On September 29, 1954, in Game 1 of that year’s World Series, New York Giants centerfielder Willie Mays sprinted back on a deep fly ball by Cleveland Indians hitter Vic Wertz and made a blind, over-the-shoulder basket catch. In one motion, he wheeled and threw the ball back in the infield to prevent any of the runners on base from advancing. It’s widely regarded as being among the greatest defensive plays in baseball history and the essence of what makes the center field position such a special one in the sport.
John Fogerty’s “Centerfield” can be considered the aural equivalent of Mays’ catch, as it captures the same sense of drama and wonder found in that play, in that position, and in the sport of baseball as a whole. Released in 1985 as the title track to Fogerty’s most successful solo album, the song has transcended its status as a minor hit single (reaching only #44) to become part of the firmament of the game it celebrated.
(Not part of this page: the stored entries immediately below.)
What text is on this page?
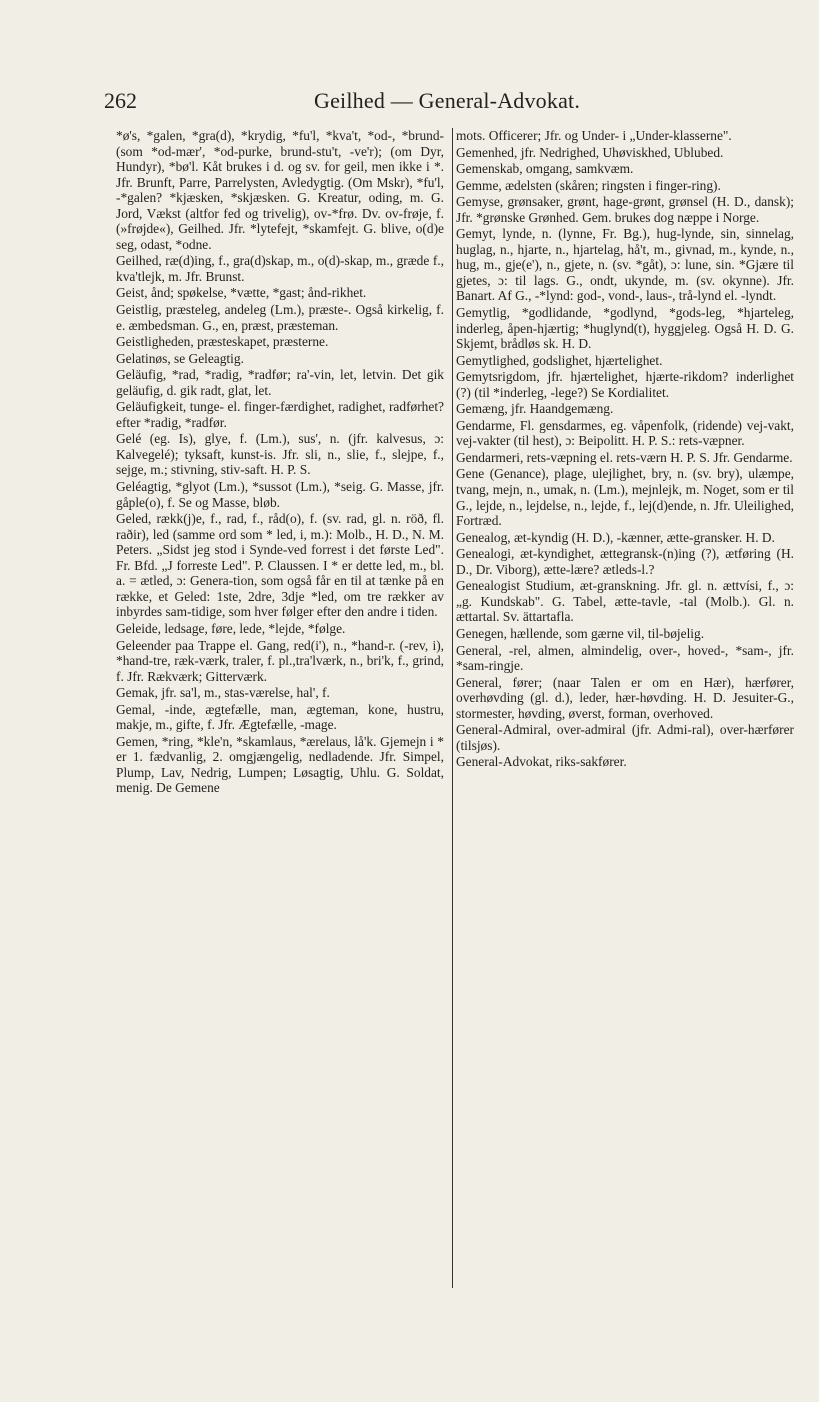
262	Geilhed — General-Advokat.

*ø's, *galen, *gra(d), *krydig, *fu'l, *kva't, *od-, *brund- (som *od-mær', *od-purke, brund-stu't, -ve'r); (om Dyr, Hundyr), *bø'l. Kåt brukes i d. og sv. for geil, men ikke i *. Jfr. Brunft, Parre, Parrelysten, Avledygtig. (Om Mskr), *fu'l, -*galen? *kjæsken, *skjæsken. G. Kreatur, oding, m. G. Jord, Vækst (altfor fed og trivelig), ov-*frø. Dv. ov-frøje, f. (»frøjde«), Geilhed. Jfr. *lytefejt, *skamfejt. G. blive, o(d)e seg, odast, *odne.

Geilhed, ræ(d)ing, f., gra(d)skap, m., o(d)-skap, m., græde f., kva'tlejk, m. Jfr. Brunst.

Geist, ånd; spøkelse, *vætte, *gast; ånd-rikhet.

Geistlig, præsteleg, andeleg (Lm.), præste-. Også kirkelig, f. e. æmbedsman. G., en, præst, præsteman.

Geistligheden, præsteskapet, præsterne.

Gelatinøs, se Geleagtig.

Geläufig, *rad, *radig, *radfør; ra'-vin, let, letvin. Det gik geläufig, d. gik radt, glat, let.

Geläufigkeit, tunge- el. finger-færdighet, radighet, radførhet? efter *radig, *radfør.

Gelé (eg. Is), glye, f. (Lm.), sus', n. (jfr. kalvesus, ɔ: Kalvegelé); tyksaft, kunst-is. Jfr. sli, n., slie, f., slejpe, f., sejge, m.; stivning, stiv-saft. H. P. S.

Geléagtig, *glyot (Lm.), *sussot (Lm.), *seig. G. Masse, jfr. gåple(o), f. Se og Masse, bløb.

Geled, rækk(j)e, f., rad, f., råd(o), f. (sv. rad, gl. n. röð, fl. raðir), led (samme ord som * led, i, m.): Molb., H. D., N. M. Peters. „Sidst jeg stod i Synde-ved forrest i det første Led". Fr. Bfd. „J forreste Led". P. Claussen. I * er dette led, m., bl. a. = ætled, ɔ: Genera-tion, som også får en til at tænke på en række, et Geled: 1ste, 2dre, 3dje *led, om tre rækker av inbyrdes sam-tidige, som hver følger efter den andre i tiden.

Geleide, ledsage, føre, lede, *lejde, *følge.

Geleender paa Trappe el. Gang, red(i'), n., *hand-r. (-rev, i), *hand-tre, ræk-værk, traler, f. pl.,tra'lværk, n., bri'k, f., grind, f. Jfr. Rækværk; Gitterværk.

Gemak, jfr. sa'l, m., stas-værelse, hal', f.

Gemal, -inde, ægtefælle, man, ægteman, kone, hustru, makje, m., gifte, f. Jfr. Ægtefælle, -mage.

Gemen, *ring, *kle'n, *skamlaus, *ærelaus, lå'k. Gjemejn i * er 1. fædvanlig, 2. omgjængelig, nedladende. Jfr. Simpel, Plump, Lav, Nedrig, Lumpen; Løsagtig, Uhlu. G. Soldat, menig. De Gemene

mots. Officerer; Jfr. og Under- i „Under-klasserne".

Gemenhed, jfr. Nedrighed, Uhøviskhed, Ublubed.

Gemenskab, omgang, samkvæm.

Gemme, ædelsten (skåren; ringsten i finger-ring).

Gemyse, grønsaker, grønt, hage-grønt, grønsel (H. D., dansk); Jfr. *grønske Grønhed. Gem. brukes dog næppe i Norge.

Gemyt, lynde, n. (lynne, Fr. Bg.), hug-lynde, sin, sinnelag, huglag, n., hjarte, n., hjartelag, hå't, m., givnad, m., kynde, n., hug, m., gje(e'), n., gjete, n. (sv. *gåt), ɔ: lune, sin. *Gjære til gjetes, ɔ: til lags. G., ondt, ukynde, m. (sv. okynne). Jfr. Banart. Af G., -*lynd: god-, vond-, laus-, trå-lynd el. -lyndt.

Gemytlig, *godlidande, *godlynd, *gods-leg, *hjarteleg, inderleg, åpen-hjærtig; *huglynd(t), hyggjeleg. Også H. D. G. Skjemt, brådløs sk. H. D.

Gemytlighed, godslighet, hjærtelighet.

Gemytsrigdom, jfr. hjærtelighet, hjærte-rikdom? inderlighet (?) (til *inderleg, -lege?) Se Kordialitet.

Gemæng, jfr. Haandgemæng.

Gendarme, Fl. gensdarmes, eg. våpenfolk, (ridende) vej-vakt, vej-vakter (til hest), ɔ: Beipolitt. H. P. S.: rets-væpner.

Gendarmeri, rets-væpning el. rets-værn H. P. S. Jfr. Gendarme.

Gene (Genance), plage, ulejlighet, bry, n. (sv. bry), ulæmpe, tvang, mejn, n., umak, n. (Lm.), mejnlejk, m. Noget, som er til G., lejde, n., lejdelse, n., lejde, f., lej(d)ende, n. Jfr. Uleilighed, Fortræd.

Genealog, æt-kyndig (H. D.), -kænner, ætte-gransker. H. D.

Genealogi, æt-kyndighet, ættegransk-(n)ing (?), ætføring (H. D., Dr. Viborg), ætte-lære? ætleds-l.?

Genealogist Studium, æt-granskning. Jfr. gl. n. ættvísi, f., ɔ: „g. Kundskab". G. Tabel, ætte-tavle, -tal (Molb.). Gl. n. ættartal. Sv. ättartafla.

Genegen, hællende, som gærne vil, til-bøjelig.

General, -rel, almen, almindelig, over-, hoved-, *sam-, jfr. *sam-ringje.

General, fører; (naar Talen er om en Hær), hærfører, overhøvding (gl. d.), leder, hær-høvding. H. D. Jesuiter-G., stormester, høvding, øverst, forman, overhoved.

General-Admiral, over-admiral (jfr. Admi-ral), over-hærfører (tilsjøs).

General-Advokat, riks-sakfører.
Interestingly enough, Fogerty already had Centerfield in mind as an album title before he wrote the song, as he felt the position represented his intent to return to the music spotlight after nearly a decade away. But then he decided a song with that title would be apropos as well. He came up with a guitar riff that evokes the exuberance of a mad dash around third through the coach’s stop sign to beat the throw home. Adding some rally-inspiring handclaps to the mix was just the right touch.
When it came to the lyrics, Fogerty’s status as a longtime baseball fan helped him deliver authenticity. “It was this mythical place,” he told ESPN in 2010. “Centerfield was the place where all the greats played. I had long decided that the right fielder, which was probably me growing up— if they had nine kids and No. 1 was the best player, then-No. 9 was in right field. But the centerfielder was always the best fielder on the team. He was the power hitter and fast and could handle everything. If you think about all the center fielders who’ve played the game, they’ve normally been the best players, too. DiMaggio, Mickey Mantle, Willie Mays.”
Since “Centerfield” definitely possesses a Chuck Berry rhythmic flair, it made sense that Fogerty would reference Berry’s “Brown-Eyed Handsome Man” in the first verse. Meanwhile, baseball fans quickly picked up his other lyrical references: The “Mudville Nine” nods to the famous poem “Casey At The Bat”; “Don’t say it ain’t so” calls to mind the Shoeless Joe Jackson legend; “It’s a gone/And you can tell that one goodbye” suggests home run calls from announcers throughout the years.
But while “Centerfield” is clearly an ode to the national pastime, Fogerty also managed to touch on his own situation at the time as well. The refrain’s exhortation of “Put me in, Coach/I’m ready to play” sounds like the plea of every benchwarmer in the game’s history, from Little to Big Leagues. But it also captured Fogerty’s own desire to once again take up the mantle as one of rock and roll’s leading creative lights after shunning it for such a long time previous to the record.
In 2010, the Baseball Hall of Fame gave “Centerfield” the ultimate stamp of approval by enshrining the song, and its creator, in the Cooperstown, New York institution. Just like one of the legends he name-drops in the song would do after a big hit or great defensive play, John Fogerty had the chance to tip his figurative cap to the crowd. What better reward for writing and performing the song that effortlessly sums up the charms of the national pastime with such grace and affection.